I’ve been in marketing for years, more years than I care to admit actually, so it should be a breeze to design a blog that reflects who I am, what I do, and how I do it, right?
Wrong? Yup, wrong. Instead, I’m stuck in Kubrick Limbo using the ‘big blue’ default WordPress template until I can do for myself, what I seem to do so effortlessly for others.
Are you surprised? Me too. It seems so much more difficult when it’s my own work, than it is with clients. When I work with clients it’s a snap. I’m able to figure out what people are trying to say, how to best communicate it, and give creative direction to designers on how everything should look and feel. I know intuitively if the whole piece hits the mark or not.
With my own work, I’m not as sure about all those things. Who am I, what am I trying to say, and how should I be visually represented online? All great questions, but now I have to answer them myself with stark honesty. The kind of bluntness I ask my clients to explore when I’m branding them. Perhaps now I have a better perspective of just how difficult a process that is for them.
My solution? Treat myself like a client. Here’s my checklist of how I’ll be working through my own site to make it a polished, professional experience.

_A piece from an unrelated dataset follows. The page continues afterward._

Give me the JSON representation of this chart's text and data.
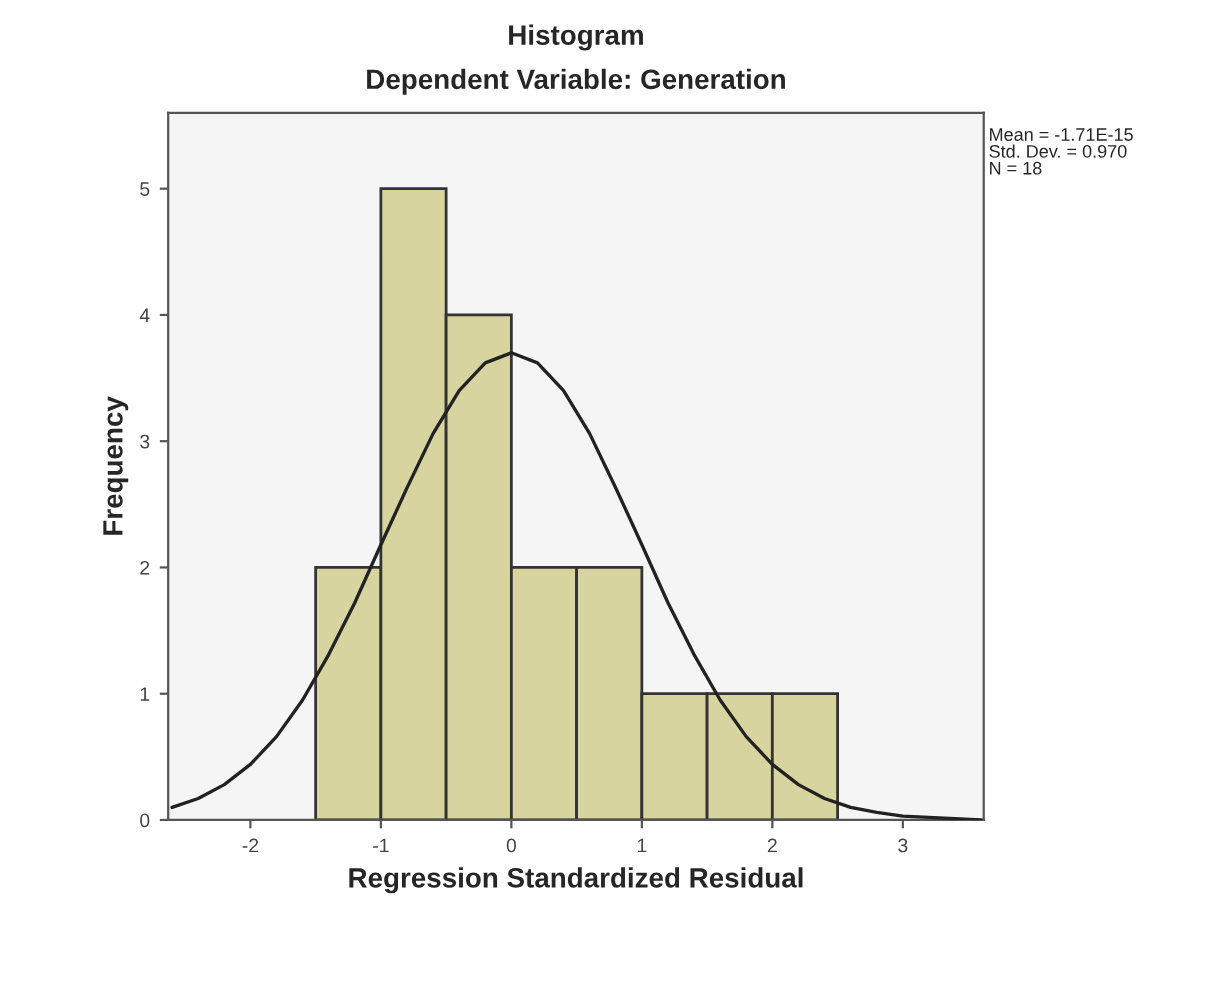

- Collect all existing content that I want to publish
- Identify content I want to add that has yet to be created
- Create a website architecture of static pages
- Create a content map for ongoing blog content
- Consider the look and feel and maybe enlist the help of a designer for layout
- Choose a Theme
- Figure out what functionality I want (plugins, widgets)
- Go through the Lessons on WordPress and learn how to combine all the elements I need
- Make it happen
It sounds like a short list, but I know it will take a while for me to move through the steps. Until then, I’m content using the WordPress default theme Kubrick as a placeholder for the beautiful site I know I’ll eventually have. Although I am totally open to comments and suggestions. I can always use some design or programming insights on how best to make things happen.